When we turned off Kyle Canyon Road, I spotted a former SCRR runner, and another member of the local running community. We chatted for a second, before they continued on at his pace. I had a slower, but stutteringly steady pace. Talking with another runner, as we pushed on through the warmer morning, the two of us tried to motivate the other, to keep running.
As we were “climbing” the second of two overpasses, I overheard some half marathon runners commenting about how they had two big hills on their run. It is interesting to hear what others consider big hills! After running races in Lake Mead, and elsewhere, featuring some serious climbs.
Descending from the second overpass, we had some neighborhoods to run through. It seemed like the residents at their homes were supporting us, the drivers waiting at intersections for us to pass were less than enthusiastic. As one of the officers handling traffic duty during our running of this inaugural Revel Mt Charleston Marathon said to his partner, “These people are in a hurry! They have to get to Costco!”
It seemed like so many miles were ran on those roads. We still enjoyed a net elevation loss during those miles, just at a much reduced grade than atop Mount Charleston.
The sun was out in pretty good strength, intensifying the warmer temperatures. This would have been a perfect time for cloud cover, and a light drizzle.
Something I try to remember, is to thank aid station volunteers, who deftly assist runners, as I pass them.
I couldn’t help but want to be done with this race. It happens fairly often, especially at these races where I don’t fully train beforehand. I get bored, tired, and question why I keep doing this to myself.
Approaching the Finish!
Continuing on, I began seeing runners with medals walking against the course, cheering us on, and looking for their friends, and family still on the course. This gave me access to more energy, knowing the finish line couldn’t be far now.
Running on a shaded sidewalk felt so nice, after being in the sun for a time. I could see runners ahead of me making a left turn into a parking lot. Focusing on my surroundings, versus my mind, I could hear the MC urging runners on, and announcing finishers.

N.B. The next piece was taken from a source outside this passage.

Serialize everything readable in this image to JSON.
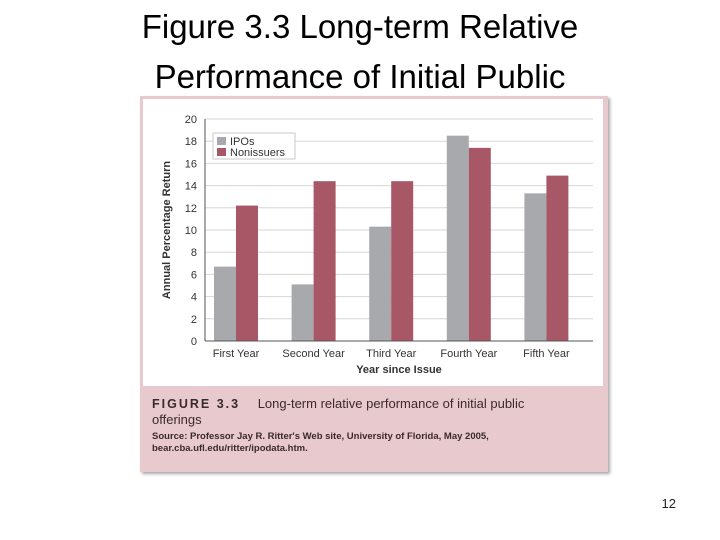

YES! Almost there. Starting around half a mile out my legs started turning over quickly again. I made the left into the park’s parking lot, with a second left into the finish chute right after that. My feet were moving along quickly, even more so once the race clock was in view. I wanted to smash my previous full marathon personal record by as much as possible!

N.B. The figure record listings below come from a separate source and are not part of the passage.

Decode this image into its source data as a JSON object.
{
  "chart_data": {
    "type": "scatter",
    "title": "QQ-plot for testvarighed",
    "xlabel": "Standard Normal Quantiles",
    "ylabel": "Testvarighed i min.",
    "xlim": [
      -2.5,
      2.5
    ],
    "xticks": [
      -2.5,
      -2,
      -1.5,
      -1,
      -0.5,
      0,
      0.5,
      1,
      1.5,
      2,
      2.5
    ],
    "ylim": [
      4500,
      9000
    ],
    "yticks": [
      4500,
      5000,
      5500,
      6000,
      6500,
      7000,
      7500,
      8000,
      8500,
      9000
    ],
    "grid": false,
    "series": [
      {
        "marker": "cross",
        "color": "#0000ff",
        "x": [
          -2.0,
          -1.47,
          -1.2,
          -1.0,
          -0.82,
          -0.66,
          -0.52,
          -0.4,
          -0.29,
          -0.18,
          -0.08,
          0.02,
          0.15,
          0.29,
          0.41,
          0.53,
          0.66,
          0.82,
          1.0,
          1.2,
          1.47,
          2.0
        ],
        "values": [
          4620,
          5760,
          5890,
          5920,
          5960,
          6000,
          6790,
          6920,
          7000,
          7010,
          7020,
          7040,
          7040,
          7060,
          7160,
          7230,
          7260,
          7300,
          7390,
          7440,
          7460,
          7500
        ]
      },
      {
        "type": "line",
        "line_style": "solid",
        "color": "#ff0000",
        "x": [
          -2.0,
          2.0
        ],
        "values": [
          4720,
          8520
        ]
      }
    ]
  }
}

Dodging around a couple other runners, I crossed the line, tired, yet elated for another marathon under my belt. Revel’s race photographer camped at the finish line caught my favorite finish line photo to date, of myself. When looking at the photo, I get the impression of Clark Kent transitioning to Superman; chest out, arms ripping the work shirt off.
Race Mission – PR: Complete!
Another awesome part of the Revel Mt Charleston Marathon was the finish line announcer. He had so much energy, so much enthusiasm, it was great. The guy knew what runners’ BQ times were, which would urge runners to finish strong, and get that BQ, or get their PR. He was an asset to the race.
Following the food tables after the medal distributors, I got into the massage line. This is when the clouds covered the sky, and decided to give us a little sprinkle. This bit of rain was still a welcomed bit of precipitation!
The post-race massage was much needed, especially as my calves were cramping up from the immediate downhill, to standing transition.
In line, we talked with other finishers, strangers, and friends alike about our experiences, why I was in front of Gerardo & Massey, yet finished 20 minutes after them. It is amazing what 12 minutes of sitting will do to a race time & position.
All, in all, this was a fantastic inaugural event. With more training, and better luck with how my previous night’s meal sits… I can see nailing another PR, and perhaps a BQ in 2017 on the Revel Mt Charleston marathon course.